1. These axioms are Ronald Howard’s 5 Rules of Actional Thought.

2. Another method you might consider is comparing a prospect to its neighbors; RD in terms of TS and R, R in terms of RD and FS, FS in terms of R and PP. You could then unpack those into the preference probability

3. Assigning these probabilities is tough, especially if you aren’t comfortable with probabilities. Some people find it helpful to use a probability wheel, where they can see what 60% looks like, and adjust the wheel until it matches what they feel. See also 1001 PredictionBook Nights and This is what 5% feels like.

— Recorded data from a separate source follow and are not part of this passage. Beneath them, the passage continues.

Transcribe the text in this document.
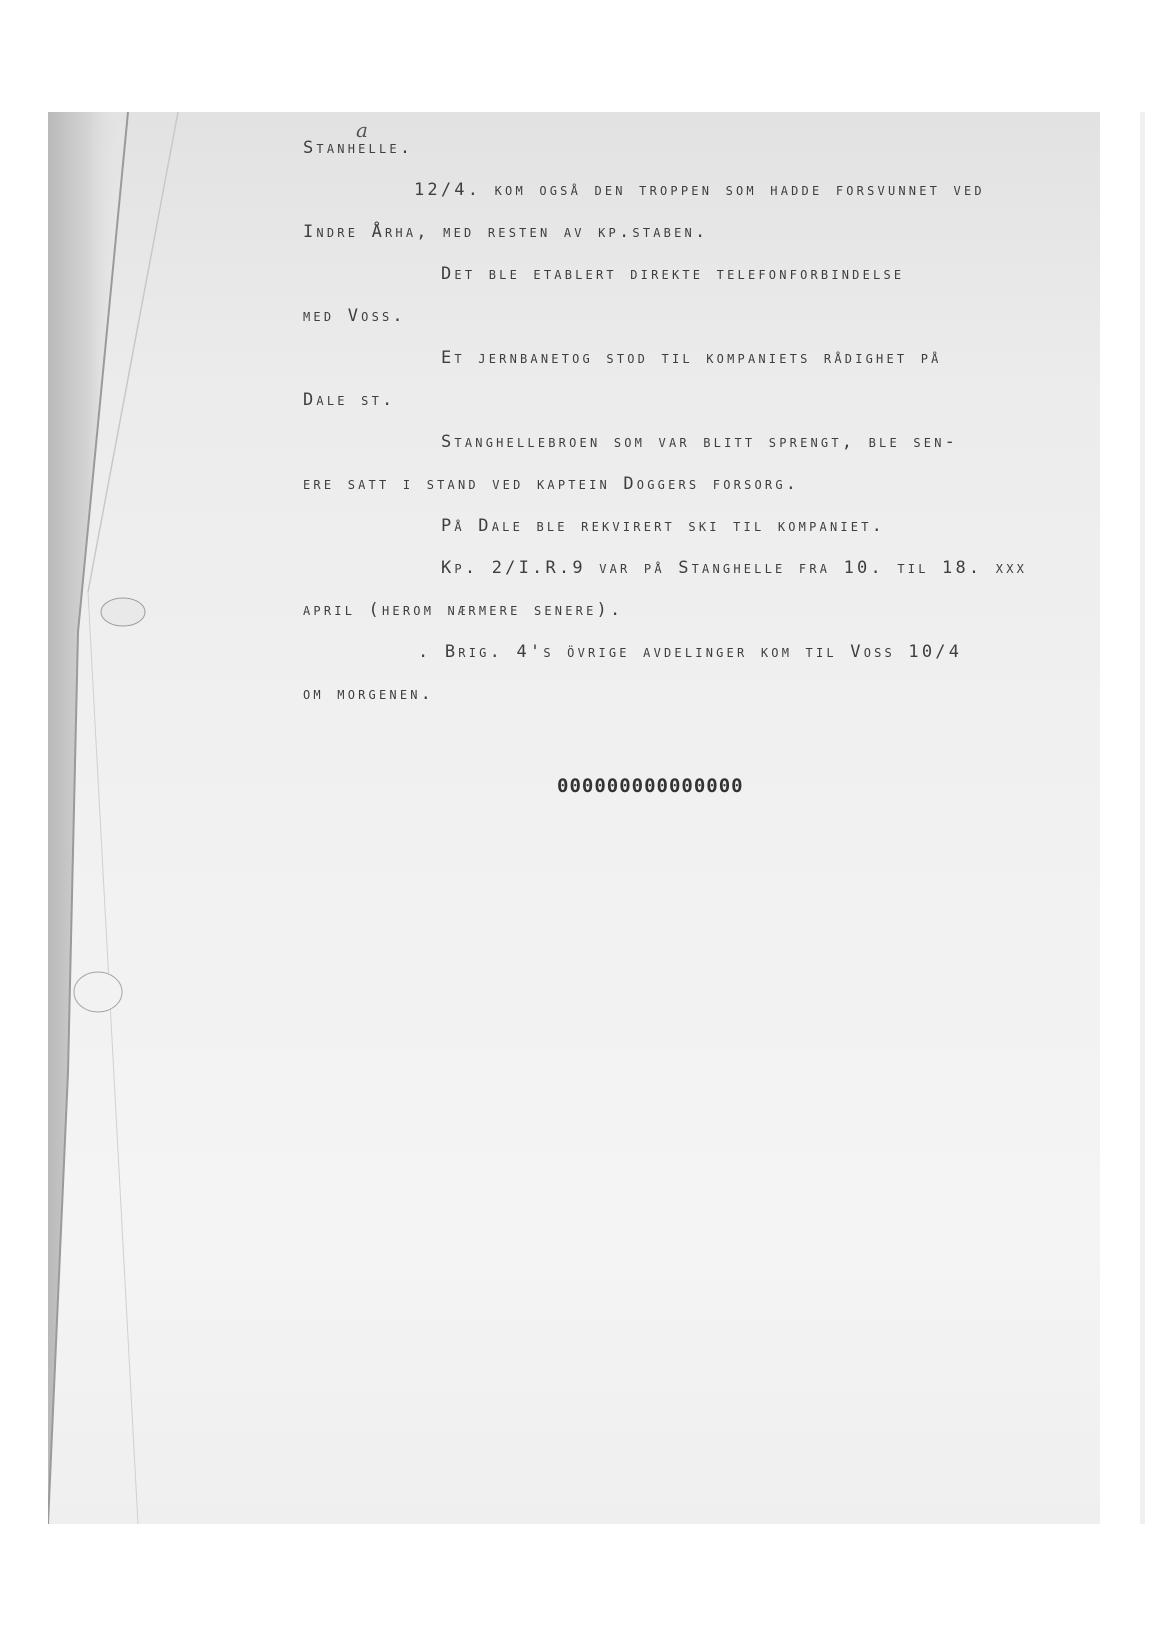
a
Stanhelle.
12/4. kom også den troppen som hadde forsvunnet ved
Indre Årha, med resten av kp.staben.
Det ble etablert direkte telefonforbindelse
med Voss.
Et jernbanetog stod til kompaniets rådighet på
Dale st.
Stanghellebroen som var blitt sprengt, ble sen-
ere satt i stand ved kaptein Doggers forsorg.
På Dale ble rekvirert ski til kompaniet.
Kp. 2/I.R.9 var på Stanghelle fra 10. til 18. xxx
april (herom nærmere senere).
. Brig. 4's övrige avdelinger kom til Voss 10/4
om morgenen.
000000000000000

4. In actual practice, deals often come with friction and people tend to be attached to what they have beyond the amount that they want it. It’s important to make sure that you’re actually coming up with an indifference value, not the worst deal you would be willing to make, and flipping the deal around and making sure you feel the same way is a good way to check.

5. If you find yourself disagreeing with the results of your analysis, double check your math and make sure you agree with all of your elicited preferences. An unintuitive answer can be a sign of an error in your inputs or your calculations, but if you don’t find either make sure you’re not trying to start with the bottom line.

6. There are supposedly 10120 possible games of chess, and this method would evaluate all of them. Even with computation-saving implementation tricks, you’re better off with another algorithm.